Dewey was moved to write in defence of democracy in the wake of two widely read and influential works written by journalist Walter Lippmann in the 1920s which echoed a rising intellectual trend both in the United States and Europe that was critical of the potential for self-governing democratic societies. In the first, Public Opinion (1922), Lippman contends that public opinion suffers from two major problems – that regular citizens have insufficient access to or interest in the facts of their environment, and that what information they receive is heavily distorted by cognitive biases, manipulation by the media, inadequate expertise and cultural norms. Lippmann contends that citizens construct a pseudo-environment that is a subjective, biased, and necessarily abridged mental image of the world, and to a degree, everyone's pseudo-environment is a fiction. Subsequently, because of the near impossibility of developing an adequately informed public that a democracy requires to make effective public policy in world of increasingly complex policy problems, Lippmann contends that a technocratic elite is better placed to work for the public interest without necessarily undermining the notion of consent of the governed. Lippmann expanded upon his critiques of democracy and the public as an illusory and often dangerous force in The Phantom Public (1925), contending famously that "the public must be put in its place...so that each of us may live free of the trampling and the roar of a bewildered herd." He dismisses the notion of the existence of "the public" as used in democratic theory, and advances again a notion that elites are the only force capable of effectively achieving something akin to the 'public interest' in practice.

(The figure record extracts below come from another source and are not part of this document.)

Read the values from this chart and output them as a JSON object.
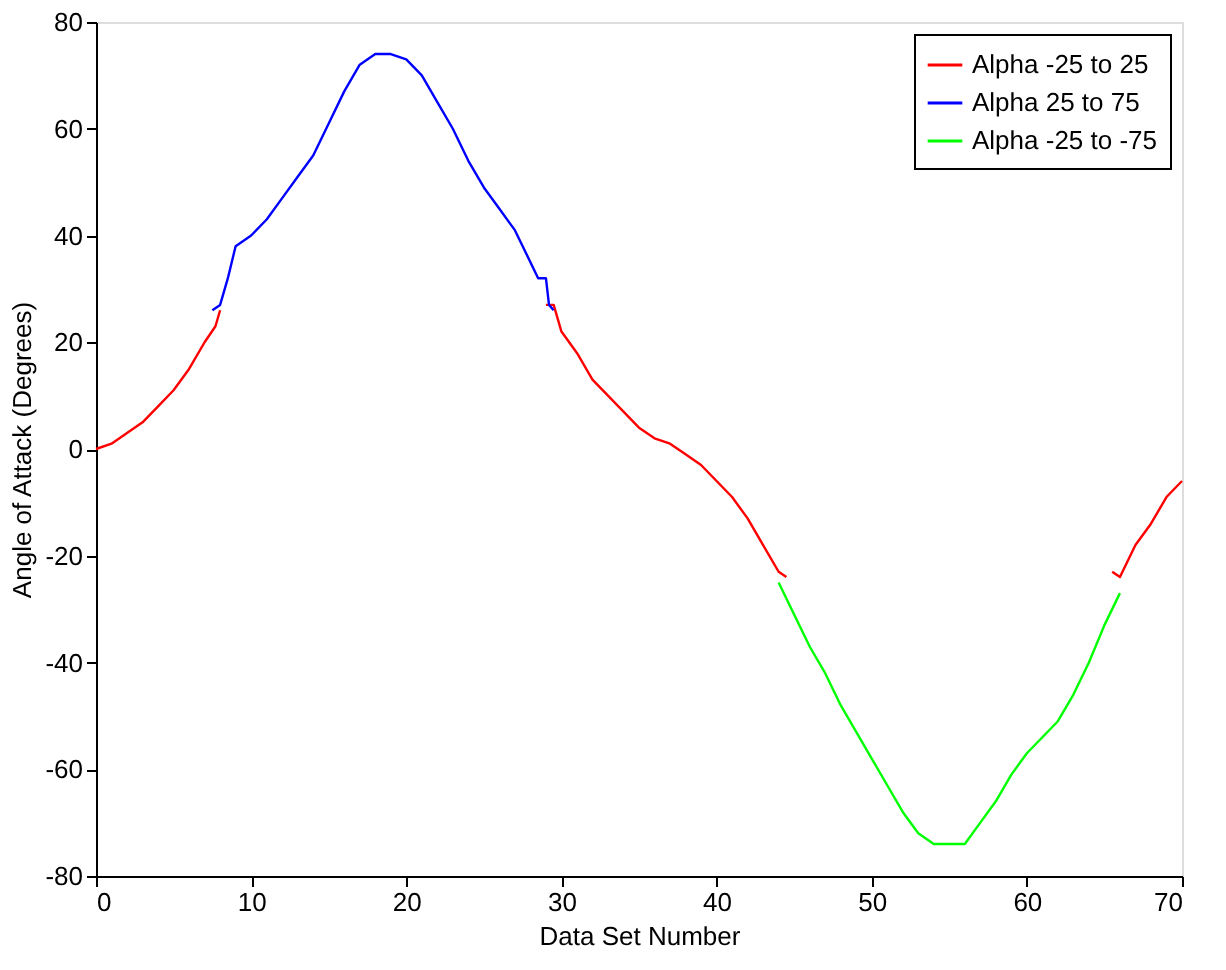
{
  "chart_data": {
    "type": "line",
    "xlabel": "Data Set Number",
    "ylabel": "Angle of Attack (Degrees)",
    "xlim": [
      0,
      70
    ],
    "xticks": [
      0,
      10,
      20,
      30,
      40,
      50,
      60,
      70
    ],
    "ylim": [
      -80,
      80
    ],
    "yticks": [
      -80,
      -60,
      -40,
      -20,
      0,
      20,
      40,
      60,
      80
    ],
    "grid": false,
    "legend": "top right",
    "marker": "none",
    "line_style": "solid",
    "series": [
      {
        "name": "Alpha -25 to 25",
        "color": "#ff0000",
        "x": [
          0,
          1,
          2,
          3,
          4,
          5,
          6,
          7,
          7.7,
          8,
          18,
          29,
          29.5,
          30,
          31,
          32,
          33,
          34,
          35,
          36,
          37,
          38,
          39,
          40,
          41,
          42,
          43,
          44,
          44.5,
          55,
          65.5,
          66,
          67,
          68,
          69,
          70
        ],
        "values": [
          0,
          1,
          3,
          5,
          8,
          11,
          15,
          20,
          23,
          26,
          null,
          27,
          27,
          22,
          18,
          13,
          10,
          7,
          4,
          2,
          1,
          -1,
          -3,
          -6,
          -9,
          -13,
          -18,
          -23,
          -24,
          null,
          -23,
          -24,
          -18,
          -14,
          -9,
          -6
        ]
      },
      {
        "name": "Alpha 25 to 75",
        "color": "#0000ff",
        "x": [
          7.5,
          8,
          8.5,
          9,
          10,
          11,
          12,
          13,
          14,
          15,
          16,
          17,
          18,
          19,
          20,
          21,
          22,
          23,
          24,
          25,
          26,
          27,
          28,
          28.5,
          29,
          29.2,
          29.5
        ],
        "values": [
          26,
          27,
          32,
          38,
          40,
          43,
          47,
          51,
          55,
          61,
          67,
          72,
          74,
          74,
          73,
          70,
          65,
          60,
          54,
          49,
          45,
          41,
          35,
          32,
          32,
          27,
          26
        ]
      },
      {
        "name": "Alpha -25 to -75",
        "color": "#00ff00",
        "x": [
          44,
          45,
          46,
          47,
          48,
          49,
          50,
          51,
          52,
          53,
          54,
          55,
          56,
          57,
          58,
          59,
          60,
          61,
          62,
          63,
          64,
          65,
          66
        ],
        "values": [
          -25,
          -31,
          -37,
          -42,
          -48,
          -53,
          -58,
          -63,
          -68,
          -72,
          -74,
          -74,
          -74,
          -70,
          -66,
          -61,
          -57,
          -54,
          -51,
          -46,
          -40,
          -33,
          -27
        ]
      }
    ]
  }
}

Dewey saw Lippmann's work as "perhaps the most effective indictment of democracy as currently conceived ever penned" but felt compelled to come to the defence of democratic theory and to reject what he saw as argumentation on the part of Lippman that was particularly doctrinaire and absolutist in its judgements, and saw his own philosophical pragmatism as a means by which a more accurate and realistic conception of what the public and democracy was capable of it, and its limitations.

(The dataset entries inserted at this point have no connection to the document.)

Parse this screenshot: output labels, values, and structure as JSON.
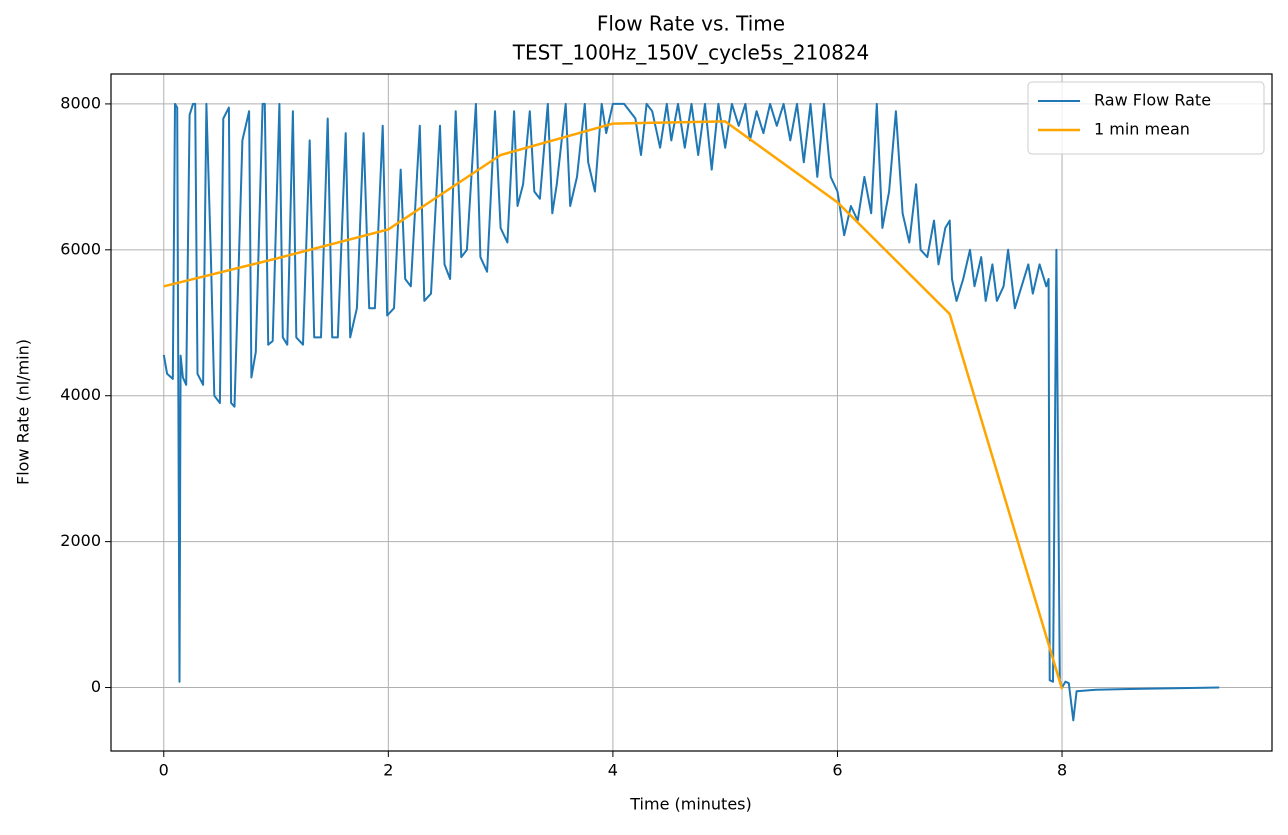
{
  "chart_data": {
    "type": "line",
    "title": "Flow Rate vs. Time",
    "subtitle": "TEST_100Hz_150V_cycle5s_210824",
    "x_label": "Time (minutes)",
    "y_label": "Flow Rate (nl/min)",
    "xlim": [
      -0.47,
      9.87
    ],
    "ylim": [
      -870,
      8410
    ],
    "xticks": [
      0,
      2,
      4,
      6,
      8
    ],
    "yticks": [
      0,
      2000,
      4000,
      6000,
      8000
    ],
    "grid": true,
    "legend": "upper right",
    "series": [
      {
        "name": "Raw Flow Rate",
        "color": "#1f77b4",
        "width": 2,
        "x": [
          0,
          0.03,
          0.08,
          0.1,
          0.12,
          0.14,
          0.15,
          0.17,
          0.2,
          0.23,
          0.26,
          0.28,
          0.3,
          0.35,
          0.38,
          0.42,
          0.45,
          0.5,
          0.53,
          0.58,
          0.6,
          0.63,
          0.7,
          0.76,
          0.78,
          0.82,
          0.88,
          0.9,
          0.93,
          0.97,
          1.03,
          1.06,
          1.1,
          1.15,
          1.18,
          1.24,
          1.3,
          1.34,
          1.4,
          1.46,
          1.5,
          1.55,
          1.62,
          1.66,
          1.72,
          1.78,
          1.83,
          1.88,
          1.95,
          1.99,
          2.05,
          2.11,
          2.15,
          2.2,
          2.28,
          2.32,
          2.38,
          2.46,
          2.5,
          2.55,
          2.6,
          2.65,
          2.7,
          2.78,
          2.82,
          2.88,
          2.95,
          3.0,
          3.06,
          3.12,
          3.15,
          3.2,
          3.26,
          3.3,
          3.35,
          3.42,
          3.46,
          3.5,
          3.58,
          3.62,
          3.68,
          3.75,
          3.78,
          3.84,
          3.9,
          3.94,
          4.0,
          4.1,
          4.2,
          4.25,
          4.3,
          4.35,
          4.42,
          4.48,
          4.52,
          4.58,
          4.64,
          4.7,
          4.76,
          4.82,
          4.88,
          4.94,
          5.0,
          5.06,
          5.12,
          5.18,
          5.22,
          5.28,
          5.34,
          5.4,
          5.46,
          5.52,
          5.58,
          5.64,
          5.7,
          5.76,
          5.82,
          5.88,
          5.94,
          6.0,
          6.06,
          6.12,
          6.18,
          6.24,
          6.3,
          6.35,
          6.4,
          6.46,
          6.52,
          6.58,
          6.64,
          6.7,
          6.74,
          6.8,
          6.86,
          6.9,
          6.96,
          7.0,
          7.02,
          7.06,
          7.12,
          7.18,
          7.22,
          7.28,
          7.32,
          7.38,
          7.42,
          7.48,
          7.52,
          7.58,
          7.64,
          7.7,
          7.74,
          7.8,
          7.86,
          7.88,
          7.89,
          7.92,
          7.95,
          7.98,
          8.0,
          8.03,
          8.06,
          8.1,
          8.13,
          8.3,
          8.6,
          9.0,
          9.4
        ],
        "values": [
          4560,
          4300,
          4230,
          8000,
          7950,
          80,
          4550,
          4250,
          4150,
          7850,
          8000,
          8000,
          4300,
          4150,
          8000,
          5900,
          4000,
          3900,
          7800,
          7950,
          3900,
          3850,
          7500,
          7900,
          4250,
          4600,
          8000,
          8000,
          4700,
          4750,
          8000,
          4800,
          4700,
          7900,
          4800,
          4700,
          7500,
          4800,
          4800,
          7800,
          4800,
          4800,
          7600,
          4800,
          5200,
          7600,
          5200,
          5200,
          7700,
          5100,
          5200,
          7100,
          5600,
          5500,
          7700,
          5300,
          5400,
          7700,
          5800,
          5600,
          7900,
          5900,
          6000,
          8000,
          5900,
          5700,
          7900,
          6300,
          6100,
          7900,
          6600,
          6900,
          7900,
          6800,
          6700,
          8000,
          6500,
          6900,
          8000,
          6600,
          7000,
          8000,
          7200,
          6800,
          8000,
          7600,
          8000,
          8000,
          7800,
          7300,
          8000,
          7900,
          7400,
          8000,
          7500,
          8000,
          7400,
          8000,
          7300,
          8000,
          7100,
          8000,
          7400,
          8000,
          7700,
          8000,
          7500,
          7900,
          7600,
          8000,
          7700,
          8000,
          7500,
          8000,
          7200,
          8000,
          7000,
          8000,
          7000,
          6800,
          6200,
          6600,
          6400,
          7000,
          6500,
          8000,
          6300,
          6800,
          7900,
          6500,
          6100,
          6900,
          6000,
          5900,
          6400,
          5800,
          6300,
          6400,
          5600,
          5300,
          5600,
          6000,
          5500,
          5900,
          5300,
          5800,
          5300,
          5500,
          6000,
          5200,
          5500,
          5800,
          5400,
          5800,
          5500,
          5600,
          100,
          80,
          6000,
          100,
          0,
          80,
          60,
          -450,
          -50,
          -30,
          -20,
          -10,
          0
        ]
      },
      {
        "name": "1 min mean",
        "color": "#ffa500",
        "width": 2.5,
        "x": [
          0,
          1,
          2,
          3,
          4,
          5,
          6,
          7,
          8
        ],
        "values": [
          5500,
          5880,
          6280,
          7300,
          7730,
          7760,
          6650,
          5120,
          -20
        ]
      }
    ]
  }
}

The spirit of Lippmann's critique of democracy was not new to Dewey. One of his first essays, "The Ethics of Democracy," was a response to the jurist and historian Sir Henry Maine, whose Popular Government anticipated many of Lippmann's critique. Written in 1888 at the age of twenty-nine, "The Ethics of Democracy" was Dewey's first defence of democracy, one that can be read as a direct predecessor of The Public and Its Problems.